Sie ist aufgewachsen mit der Prophezeiung, dass eine Jungfrau ein Kind erwarten wird. Sicher waren zu dieser Zeit viele Mädchen der Ansicht, sie könnten den Sohn Gottes empfangen haben. Es war eine herausragende Rolle, die diese Jungfrau zu übernehmen hatte.

Natürlich wird es nicht leicht für sie, nicht umsonst begibt sie sich für eine ganze Weile in die Obhut ihrer Cousine Elisabeth, doch sie erahnte die Bedeutung dieses Kindes. Es ist also eine Ehre, sich dem Drängen Gottes zur Verfügung zu stellen. Bis heute ist es jüdischer Glaube, dass die Jungfrau ein Kind empfangen wird. In dieser Weltreligion ist der Sohn Gottes noch gar nicht geboren worden. Manche erwarten seine Geburt also noch immer.

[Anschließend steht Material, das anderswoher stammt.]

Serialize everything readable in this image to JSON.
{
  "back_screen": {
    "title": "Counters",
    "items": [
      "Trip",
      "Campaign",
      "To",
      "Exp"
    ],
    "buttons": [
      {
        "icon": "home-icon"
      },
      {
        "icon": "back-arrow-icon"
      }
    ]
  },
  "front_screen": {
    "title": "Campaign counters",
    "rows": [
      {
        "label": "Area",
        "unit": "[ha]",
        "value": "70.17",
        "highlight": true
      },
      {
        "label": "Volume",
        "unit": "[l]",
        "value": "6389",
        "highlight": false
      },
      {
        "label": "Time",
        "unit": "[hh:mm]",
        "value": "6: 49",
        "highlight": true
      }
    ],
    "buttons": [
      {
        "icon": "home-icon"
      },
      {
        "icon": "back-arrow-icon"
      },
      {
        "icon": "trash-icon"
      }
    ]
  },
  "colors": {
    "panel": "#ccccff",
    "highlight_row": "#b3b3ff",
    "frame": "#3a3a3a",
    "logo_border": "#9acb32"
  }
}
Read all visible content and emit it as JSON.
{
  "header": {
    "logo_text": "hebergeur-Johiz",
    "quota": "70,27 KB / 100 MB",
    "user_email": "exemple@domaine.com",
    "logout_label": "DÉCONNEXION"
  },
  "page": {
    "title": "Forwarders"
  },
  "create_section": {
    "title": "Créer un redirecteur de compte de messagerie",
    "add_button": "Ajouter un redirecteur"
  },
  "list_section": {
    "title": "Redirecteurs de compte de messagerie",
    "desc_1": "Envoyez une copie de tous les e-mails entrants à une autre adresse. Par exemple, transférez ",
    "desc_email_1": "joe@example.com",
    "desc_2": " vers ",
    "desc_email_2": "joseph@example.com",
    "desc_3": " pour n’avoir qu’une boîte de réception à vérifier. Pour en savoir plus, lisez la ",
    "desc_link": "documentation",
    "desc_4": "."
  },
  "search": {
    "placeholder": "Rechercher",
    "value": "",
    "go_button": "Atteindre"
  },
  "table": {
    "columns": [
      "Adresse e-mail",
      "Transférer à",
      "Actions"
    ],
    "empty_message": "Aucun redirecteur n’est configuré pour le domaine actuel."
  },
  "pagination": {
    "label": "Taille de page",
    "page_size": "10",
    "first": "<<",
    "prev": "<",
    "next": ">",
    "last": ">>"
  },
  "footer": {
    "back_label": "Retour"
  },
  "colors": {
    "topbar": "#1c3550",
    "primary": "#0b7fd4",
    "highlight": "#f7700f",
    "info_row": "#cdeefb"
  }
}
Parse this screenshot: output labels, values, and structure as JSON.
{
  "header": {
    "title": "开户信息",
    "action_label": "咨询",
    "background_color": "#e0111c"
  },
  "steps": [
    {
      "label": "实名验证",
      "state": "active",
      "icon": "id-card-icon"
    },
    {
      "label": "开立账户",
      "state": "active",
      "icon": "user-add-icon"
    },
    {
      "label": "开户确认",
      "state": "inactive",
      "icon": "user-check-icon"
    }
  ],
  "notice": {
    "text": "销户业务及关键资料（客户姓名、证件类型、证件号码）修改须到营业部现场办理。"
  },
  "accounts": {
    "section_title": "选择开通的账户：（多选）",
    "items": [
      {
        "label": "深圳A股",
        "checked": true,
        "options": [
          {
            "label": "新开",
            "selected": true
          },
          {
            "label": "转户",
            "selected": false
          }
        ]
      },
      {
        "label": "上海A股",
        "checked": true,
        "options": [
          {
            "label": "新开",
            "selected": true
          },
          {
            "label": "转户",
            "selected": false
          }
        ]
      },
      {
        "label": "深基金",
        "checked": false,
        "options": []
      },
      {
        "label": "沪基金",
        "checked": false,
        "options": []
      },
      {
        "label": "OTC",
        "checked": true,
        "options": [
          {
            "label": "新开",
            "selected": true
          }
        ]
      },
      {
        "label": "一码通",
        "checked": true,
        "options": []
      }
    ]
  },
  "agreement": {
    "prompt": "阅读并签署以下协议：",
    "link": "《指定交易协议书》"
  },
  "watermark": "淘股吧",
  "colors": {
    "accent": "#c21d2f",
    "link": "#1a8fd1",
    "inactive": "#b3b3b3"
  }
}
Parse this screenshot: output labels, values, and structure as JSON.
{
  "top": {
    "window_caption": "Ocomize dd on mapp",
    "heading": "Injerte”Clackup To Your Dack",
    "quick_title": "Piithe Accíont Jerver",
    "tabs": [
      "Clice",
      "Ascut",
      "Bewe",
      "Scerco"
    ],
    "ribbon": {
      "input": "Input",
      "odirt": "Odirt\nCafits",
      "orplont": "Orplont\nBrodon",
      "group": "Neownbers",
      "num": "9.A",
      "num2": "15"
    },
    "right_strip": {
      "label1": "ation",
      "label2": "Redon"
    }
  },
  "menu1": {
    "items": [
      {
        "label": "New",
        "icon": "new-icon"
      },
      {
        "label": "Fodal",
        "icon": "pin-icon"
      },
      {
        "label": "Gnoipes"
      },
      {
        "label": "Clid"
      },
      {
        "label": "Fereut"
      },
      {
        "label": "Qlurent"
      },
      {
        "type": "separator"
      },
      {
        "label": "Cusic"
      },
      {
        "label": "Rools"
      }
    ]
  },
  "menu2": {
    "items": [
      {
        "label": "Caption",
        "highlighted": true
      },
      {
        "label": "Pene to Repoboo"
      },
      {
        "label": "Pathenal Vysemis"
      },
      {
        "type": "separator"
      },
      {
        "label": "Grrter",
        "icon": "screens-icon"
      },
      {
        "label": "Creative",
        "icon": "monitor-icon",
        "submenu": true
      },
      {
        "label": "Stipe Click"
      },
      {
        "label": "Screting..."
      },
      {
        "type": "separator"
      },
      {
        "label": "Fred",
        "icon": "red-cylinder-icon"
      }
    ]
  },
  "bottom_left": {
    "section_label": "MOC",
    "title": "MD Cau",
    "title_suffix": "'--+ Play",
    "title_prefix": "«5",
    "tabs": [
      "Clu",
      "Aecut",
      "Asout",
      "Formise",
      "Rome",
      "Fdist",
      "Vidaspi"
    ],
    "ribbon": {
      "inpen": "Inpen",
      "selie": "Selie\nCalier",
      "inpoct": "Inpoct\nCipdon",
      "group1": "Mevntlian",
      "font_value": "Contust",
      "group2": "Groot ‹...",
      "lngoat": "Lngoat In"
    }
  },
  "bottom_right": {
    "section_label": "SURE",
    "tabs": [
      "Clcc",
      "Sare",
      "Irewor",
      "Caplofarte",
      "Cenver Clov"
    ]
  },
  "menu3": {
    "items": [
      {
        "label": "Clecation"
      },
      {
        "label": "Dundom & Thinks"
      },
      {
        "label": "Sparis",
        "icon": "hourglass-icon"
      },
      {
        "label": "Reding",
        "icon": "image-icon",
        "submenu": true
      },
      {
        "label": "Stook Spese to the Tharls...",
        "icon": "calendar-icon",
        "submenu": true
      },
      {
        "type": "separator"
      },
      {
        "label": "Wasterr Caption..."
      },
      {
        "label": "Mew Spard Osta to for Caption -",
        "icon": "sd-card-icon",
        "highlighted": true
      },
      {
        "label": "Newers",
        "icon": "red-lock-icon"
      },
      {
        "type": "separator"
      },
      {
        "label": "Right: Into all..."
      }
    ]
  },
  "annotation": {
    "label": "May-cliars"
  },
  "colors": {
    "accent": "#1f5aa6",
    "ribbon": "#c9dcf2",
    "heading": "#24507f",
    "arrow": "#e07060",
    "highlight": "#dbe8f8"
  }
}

Es sind diese Bedingungslosigkeit und das Gottvertrauen, wovon wir beeindruckt sind, wenn Marias Name fällt. Sie hinterfragt nicht, ob der Engel Recht hat. Sie nimmt an, was für sie bestimmt ist, ungeachtet dessen, was ihr das im weiteren Leben einbringt. Und wer das Ende Jesu kennt, der weiß dass auch Maria ihren Anteil am Leid ertragen muss.

Maria ist ein Symbol für die Hingabe an etwas, woran man mit ganzem Herzen glaubt. Das kann ein Kind sein, aber auch eine Idee, eine Vorstellung vom Leben, wie wir es uns wünschen. Nicht umsonst nutzen wir in unserer Sprache bis heute den Begriff, dass man mit etwas schwanger geht. Wir müssen uns auf die großen Dinge des Lebens gut vorbereiten, aber vor allem müssen wir hinter dem stehen, was wir tun wollen. So wie Maria sein Leben lang und über den Tod hinaus hinter Jesus gestanden hat.